1.2 L’accord de Nouméa
Je ne reviendrais pas sur les aspects de l’accord de Nouméa évoqués par la vice présidente FLNKS du gouvernement de la Nouvelle Calédonie, Mme Déwé Gorodey. Elle a précisé que cet accord demeure la feuille de route de notre pays et qu’il doit aller à son terme avec l’enjeu important du transfert des compétences. Elle a exprimé avec clarté les difficultés liées à l’application au jour le jour de la collégialité au sein du gouvernement. En soulignant les avancées positives, elle a exprimé les espoirs et les attentes des acteurs œuvrant à la mise en œuvre de cet accord devant assurer le « mieux vivre ensemble » des populations.
Pour ma part, en tant que signataire de l’accord de Nouméa, j’ai vécu les difficultés de sa mise en œuvre au sein du premier et du deuxième gouvernement issus des élections provinciales de mai 1999. Depuis lors, je me suis attaché à exercer une vigilance accrue sur son application, n’hésitant pas à dénoncer tant en Nouvelle Calédonie, que devant le comité des signataires à Paris ou les instances de l’ONU à New York, le non respect, les dérives et les freins orchestrés par les deux autres partenaires de l’accord. Les déclarations à ce sujet ont fait l’objet de nombreuses publications internes (12).
Il me reste à aborder les manœuvres et manipulations sur le FLNKS. La méthode à dominante « élimination physique » des leaders indépendantistes de la décennie 1980 est passée au second rang par rapport à d’autres méthodes appliquées dans les colonies françaises : les éliminations politiques, le retournement des responsables indépendantistes et les créations de « troisième force ». Il s’agit d’une stratégie destinée à rendre inopérant tout en les neutralisant, les mouvements de libération nationale, afin de faciliter entre autre la partition des territoires réclamant l’indépendance.
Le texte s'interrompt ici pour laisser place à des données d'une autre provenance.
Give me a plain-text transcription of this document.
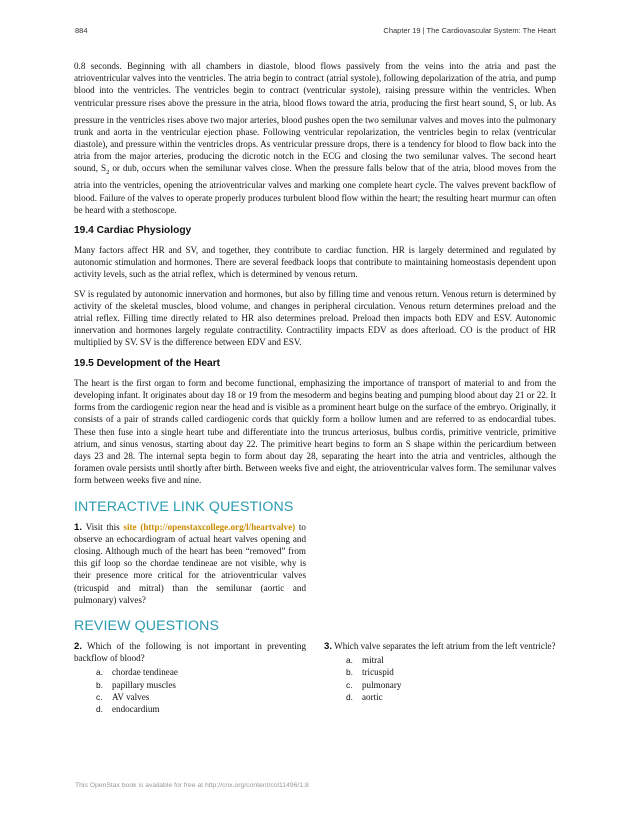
884	Chapter 19 | The Cardiovascular System: The Heart

0.8 seconds. Beginning with all chambers in diastole, blood flows passively from the veins into the atria and past the atrioventricular valves into the ventricles. The atria begin to contract (atrial systole), following depolarization of the atria, and pump blood into the ventricles. The ventricles begin to contract (ventricular systole), raising pressure within the ventricles. When ventricular pressure rises above the pressure in the atria, blood flows toward the atria, producing the first heart sound, $S_1$ or lub. As pressure in the ventricles rises above two major arteries, blood pushes open the two semilunar valves and moves into the pulmonary trunk and aorta in the ventricular ejection phase. Following ventricular repolarization, the ventricles begin to relax (ventricular diastole), and pressure within the ventricles drops. As ventricular pressure drops, there is a tendency for blood to flow back into the atria from the major arteries, producing the dicrotic notch in the ECG and closing the two semilunar valves. The second heart sound, $S_2$ or dub, occurs when the semilunar valves close. When the pressure falls below that of the atria, blood moves from the atria into the ventricles, opening the atrioventricular valves and marking one complete heart cycle. The valves prevent backflow of blood. Failure of the valves to operate properly produces turbulent blood flow within the heart; the resulting heart murmur can often be heard with a stethoscope.

19.4 Cardiac Physiology

Many factors affect HR and SV, and together, they contribute to cardiac function. HR is largely determined and regulated by autonomic stimulation and hormones. There are several feedback loops that contribute to maintaining homeostasis dependent upon activity levels, such as the atrial reflex, which is determined by venous return.

SV is regulated by autonomic innervation and hormones, but also by filling time and venous return. Venous return is determined by activity of the skeletal muscles, blood volume, and changes in peripheral circulation. Venous return determines preload and the atrial reflex. Filling time directly related to HR also determines preload. Preload then impacts both EDV and ESV. Autonomic innervation and hormones largely regulate contractility. Contractility impacts EDV as does afterload. CO is the product of HR multiplied by SV. SV is the difference between EDV and ESV.

19.5 Development of the Heart

The heart is the first organ to form and become functional, emphasizing the importance of transport of material to and from the developing infant. It originates about day 18 or 19 from the mesoderm and begins beating and pumping blood about day 21 or 22. It forms from the cardiogenic region near the head and is visible as a prominent heart bulge on the surface of the embryo. Originally, it consists of a pair of strands called cardiogenic cords that quickly form a hollow lumen and are referred to as endocardial tubes. These then fuse into a single heart tube and differentiate into the truncus arteriosus, bulbus cordis, primitive ventricle, primitive atrium, and sinus venosus, starting about day 22. The primitive heart begins to form an S shape within the pericardium between days 23 and 28. The internal septa begin to form about day 28, separating the heart into the atria and ventricles, although the foramen ovale persists until shortly after birth. Between weeks five and eight, the atrioventricular valves form. The semilunar valves form between weeks five and nine.

INTERACTIVE LINK QUESTIONS
1. Visit this site (http://openstaxcollege.org/l/heartvalve) to observe an echocardiogram of actual heart valves opening and closing. Although much of the heart has been “removed” from this gif loop so the chordae tendineae are not visible, why is their presence more critical for the atrioventricular valves (tricuspid and mitral) than the semilunar (aortic and pulmonary) valves?
REVIEW QUESTIONS
2. Which of the following is not important in preventing backflow of blood?
a. chordae tendineae
b. papillary muscles
c. AV valves
d. endocardium
3. Which valve separates the left atrium from the left ventricle?
a. mitral
b. tricuspid
c. pulmonary
d. aortic
This OpenStax book is available for free at http://cnx.org/content/col11496/1.8
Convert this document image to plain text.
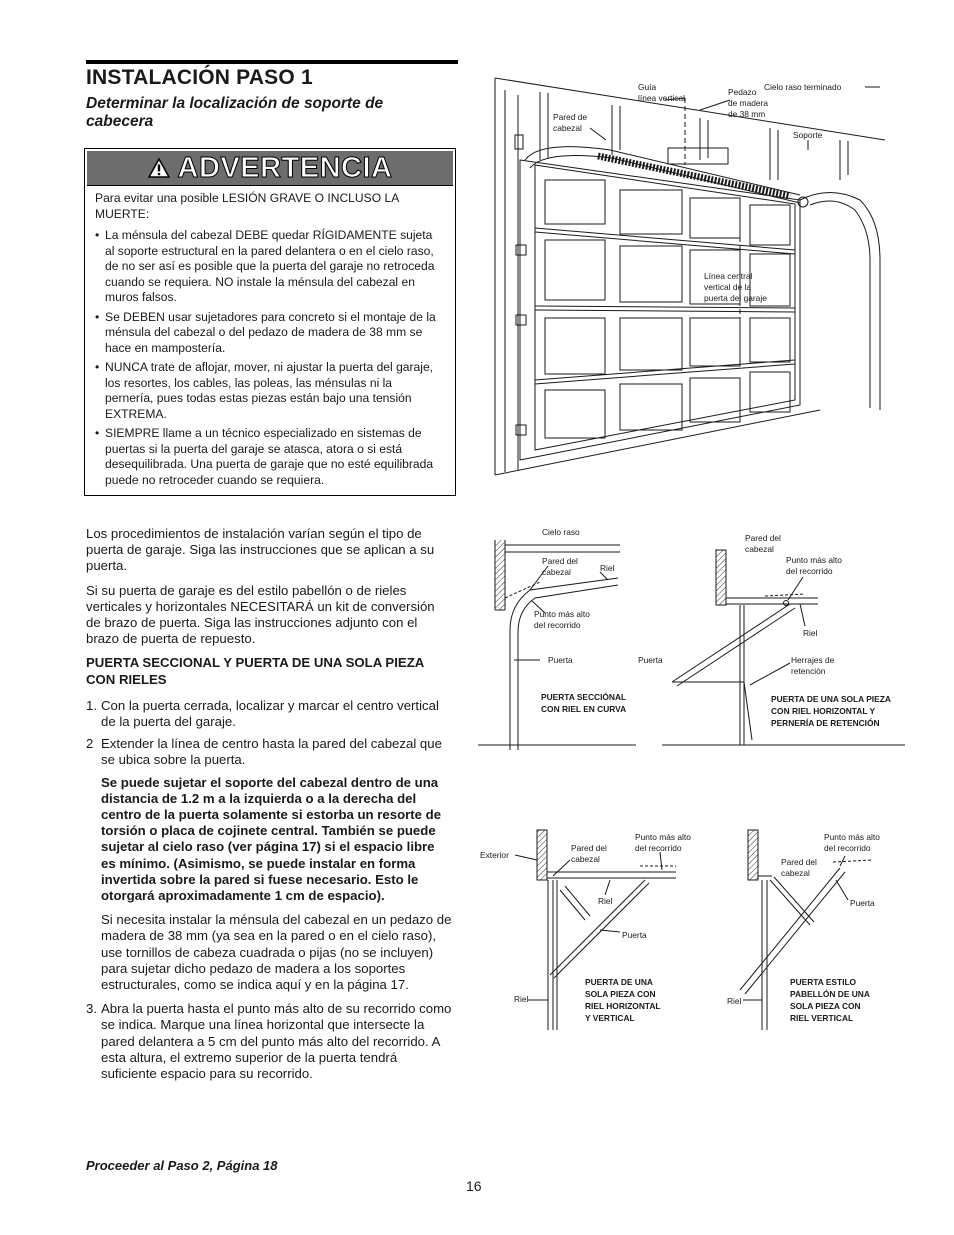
INSTALACIÓN PASO 1
Determinar la localización de soporte de cabecera
ADVERTENCIA

Para evitar una posible LESIÓN GRAVE O INCLUSO LA MUERTE:

• La ménsula del cabezal DEBE quedar RÍGIDAMENTE sujeta al soporte estructural en la pared delantera o en el cielo raso, de no ser así es posible que la puerta del garaje no retroceda cuando se requiera. NO instale la ménsula del cabezal en muros falsos.
• Se DEBEN usar sujetadores para concreto si el montaje de la ménsula del cabezal o del pedazo de madera de 38 mm se hace en mampostería.
• NUNCA trate de aflojar, mover, ni ajustar la puerta del garaje, los resortes, los cables, las poleas, las ménsulas ni la pernería, pues todas estas piezas están bajo una tensión EXTREMA.
• SIEMPRE llame a un técnico especializado en sistemas de puertas si la puerta del garaje se atasca, atora o si está desequilibrada. Una puerta de garaje que no esté equilibrada puede no retroceder cuando se requiera.

Los procedimientos de instalación varían según el tipo de puerta de garaje. Siga las instrucciones que se aplican a su puerta.

Si su puerta de garaje es del estilo pabellón o de rieles verticales y horizontales NECESITARÁ un kit de conversión de brazo de puerta. Siga las instrucciones adjunto con el brazo de puerta de repuesto.

PUERTA SECCIONAL Y PUERTA DE UNA SOLA PIEZA CON RIELES

1. Con la puerta cerrada, localizar y marcar el centro vertical de la puerta del garaje.
2 Extender la línea de centro hasta la pared del cabezal que se ubica sobre la puerta.

Se puede sujetar el soporte del cabezal dentro de una distancia de 1.2 m a la izquierda o a la derecha del centro de la puerta solamente si estorba un resorte de torsión o placa de cojinete central. También se puede sujetar al cielo raso (ver página 17) si el espacio libre es mínimo. (Asimismo, se puede instalar en forma invertida sobre la pared si fuese necesario. Esto le otorgará aproximadamente 1 cm de espacio).

Si necesita instalar la ménsula del cabezal en un pedazo de madera de 38 mm (ya sea en la pared o en el cielo raso), use tornillos de cabeza cuadrada o pijas (no se incluyen) para sujetar dicho pedazo de madera a los soportes estructurales, como se indica aquí y en la página 17.

3. Abra la puerta hasta el punto más alto de su recorrido como se indica. Marque una línea horizontal que intersecte la pared delantera a 5 cm del punto más alto del recorrido. A esta altura, el extremo superior de la puerta tendrá suficiente espacio para su recorrido.
Proceeder al Paso 2, Página 18
16
Guía
línea vertical
Pedazo
de madera
de 38 mm
Cielo raso terminado
Pared de
cabezal
Soporte
Línea central
vertical de la
puerta del garaje
Cielo raso
Pared del
cabezal	Riel
Punto más alto
del recorrido
Puerta
PUERTA SECCIÓNAL
CON RIEL EN CURVA
Pared del
cabezal
Punto más alto
del recorrido
Riel
Puerta	Herrajes de
retención
PUERTA DE UNA SOLA PIEZA
CON RIEL HORIZONTAL Y
PERNERÍA DE RETENCIÓN
Exterior
Pared del
cabezal
Punto más alto
del recorrido
Riel
Puerta
Riel
PUERTA DE UNA
SOLA PIEZA CON
RIEL HORIZONTAL
Y VERTICAL
Punto más alto
del recorrido
Pared del
cabezal
Puerta
Riel
PUERTA ESTILO
PABELLÓN DE UNA
SOLA PIEZA CON
RIEL VERTICAL
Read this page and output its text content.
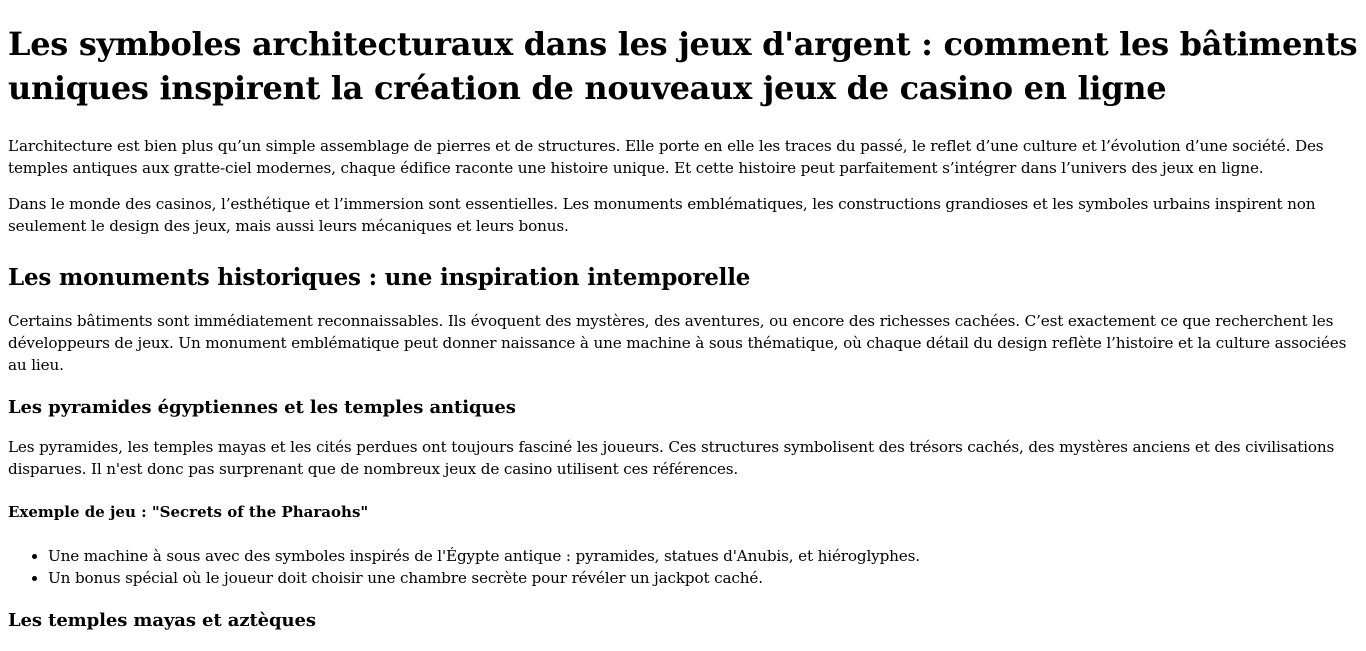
Les symboles architecturaux dans les jeux d'argent : comment les bâtiments uniques inspirent la création de nouveaux jeux de casino en ligne

L’architecture est bien plus qu’un simple assemblage de pierres et de structures. Elle porte en elle les traces du passé, le reflet d’une culture et l’évolution d’une société. Des temples antiques aux gratte-ciel modernes, chaque édifice raconte une histoire unique. Et cette histoire peut parfaitement s’intégrer dans l’univers des jeux en ligne.

Dans le monde des casinos, l’esthétique et l’immersion sont essentielles. Les monuments emblématiques, les constructions grandioses et les symboles urbains inspirent non seulement le design des jeux, mais aussi leurs mécaniques et leurs bonus.

Les monuments historiques : une inspiration intemporelle

Certains bâtiments sont immédiatement reconnaissables. Ils évoquent des mystères, des aventures, ou encore des richesses cachées. C’est exactement ce que recherchent les développeurs de jeux. Un monument emblématique peut donner naissance à une machine à sous thématique, où chaque détail du design reflète l’histoire et la culture associées au lieu.

Les pyramides égyptiennes et les temples antiques

Les pyramides, les temples mayas et les cités perdues ont toujours fasciné les joueurs. Ces structures symbolisent des trésors cachés, des mystères anciens et des civilisations disparues. Il n'est donc pas surprenant que de nombreux jeux de casino utilisent ces références.

Exemple de jeu : "Secrets of the Pharaohs"
• Une machine à sous avec des symboles inspirés de l'Égypte antique : pyramides, statues d'Anubis, et hiéroglyphes.
• Un bonus spécial où le joueur doit choisir une chambre secrète pour révéler un jackpot caché.
Les temples mayas et aztèques
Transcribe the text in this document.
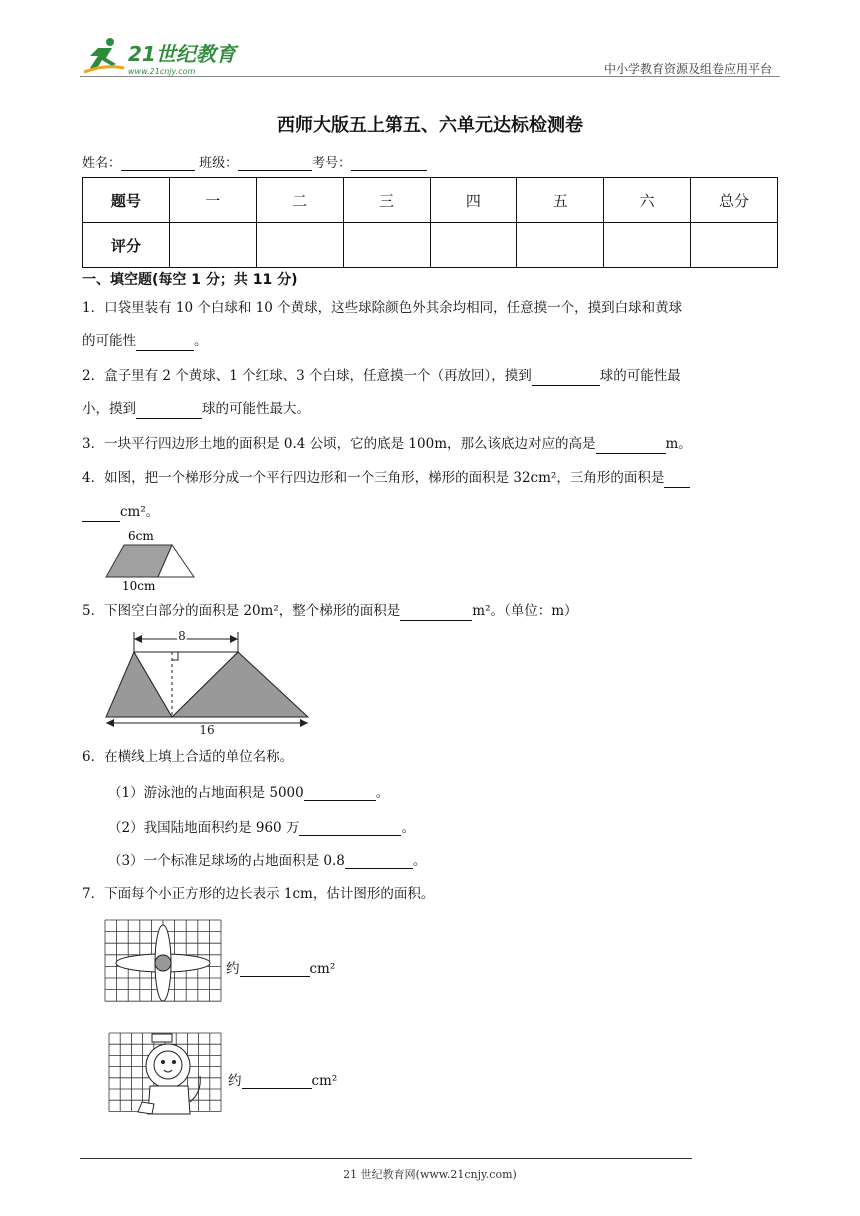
21世纪教育
www.21cnjy.com	中小学教育资源及组卷应用平台
西师大版五上第五、六单元达标检测卷
姓名：	班级：	考号：
题号	一	二	三	四	五	六	总分
评分							
一、填空题(每空 1 分；共 11 分)
1．口袋里装有 10 个白球和 10 个黄球，这些球除颜色外其余均相同，任意摸一个，摸到白球和黄球
的可能性	。
2．盒子里有 2 个黄球、1 个红球、3 个白球，任意摸一个（再放回），摸到	球的可能性最
小，摸到	球的可能性最大。
3．一块平行四边形土地的面积是 0.4 公顷，它的底是 100m，那么该底边对应的高是	m。
4．如图，把一个梯形分成一个平行四边形和一个三角形，梯形的面积是 32cm²，三角形的面积是
cm²。
6cm
10cm
5．下图空白部分的面积是 20m²，整个梯形的面积是	m²。（单位：m）
8
16
6．在横线上填上合适的单位名称。
（1）游泳池的占地面积是 5000	。
（2）我国陆地面积约是 960 万	。
（3）一个标准足球场的占地面积是 0.8	。
7．下面每个小正方形的边长表示 1cm，估计图形的面积。
约	cm²
约	cm²
21 世纪教育网(www.21cnjy.com)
L’ancien ministre du général De Gaulle, Alain Peyrefitte, abondamment cité ces derniers temps par M. Rocard, aborde ces thèmes dans un ouvrage daté de 1961 intitulé « Faut-il partager l’Algérie ? ». Toutes les recettes y sont, depuis le système de fédéralisme interne et externe jusqu’aux techniques de retournement des leaders.
Le général Maurice Faivre, dans deux ouvrages, nous éclaire sur une de ces opérations. Il s’agit de la création du Front algérien d’action démocratique (FAAD) mis en oeuvre par le Service Action du « Service de Documentation Extérieure et de Contre Espionnage, (SDECE) ». Dans une de ses notes internes datée du 14 mars 1961, il précisait ainsi : « il est décidé de tenter de créer une organisation musulmane opposée au FLN et favorable au maintien de liens étroits entre l’Algérie et la métropole » (13).
S’agissant des leaders du FLNKS, les tentatives de retournement n’ont pas manqué, avec d’ailleurs plus ou moins de succès pour les « commanditaires ». La création de l’Union Nationale pour l’Indépendance (UNI) en 1995 peut être analysée sous cet angle. La mise en orbite du Comité de Coordination des Indépendantistes (CCI) en décembre 1997, devenu Fédération des CCI ou FCCI en mai 1998 relève de la même logique. Ironie de l’histoire le FAAD a été crée par le CCI (Centre de coordination inter armée) des services de la défense française. Enfin la fameuse « lettre du Figaro » publié par Alain Peyreffite en 1996, annonçant un « soi disant » accord politique secret signé par J. Lafleur et R.Wamytan, participe de la même tentative de retournement des leaders. Il faut ainsi noter que ces tentatives se déroulaient à la veille de la reprise des négociations sur l’avenir institutionnel de la Nouvelle Calédonie. A l’approche des échéances capitales que sont les élections de 2009 et le référendum de 2014, que vont nous réserver comme surprise de taille, les inconditionnels du maintien de notre pays au sein de la République française ?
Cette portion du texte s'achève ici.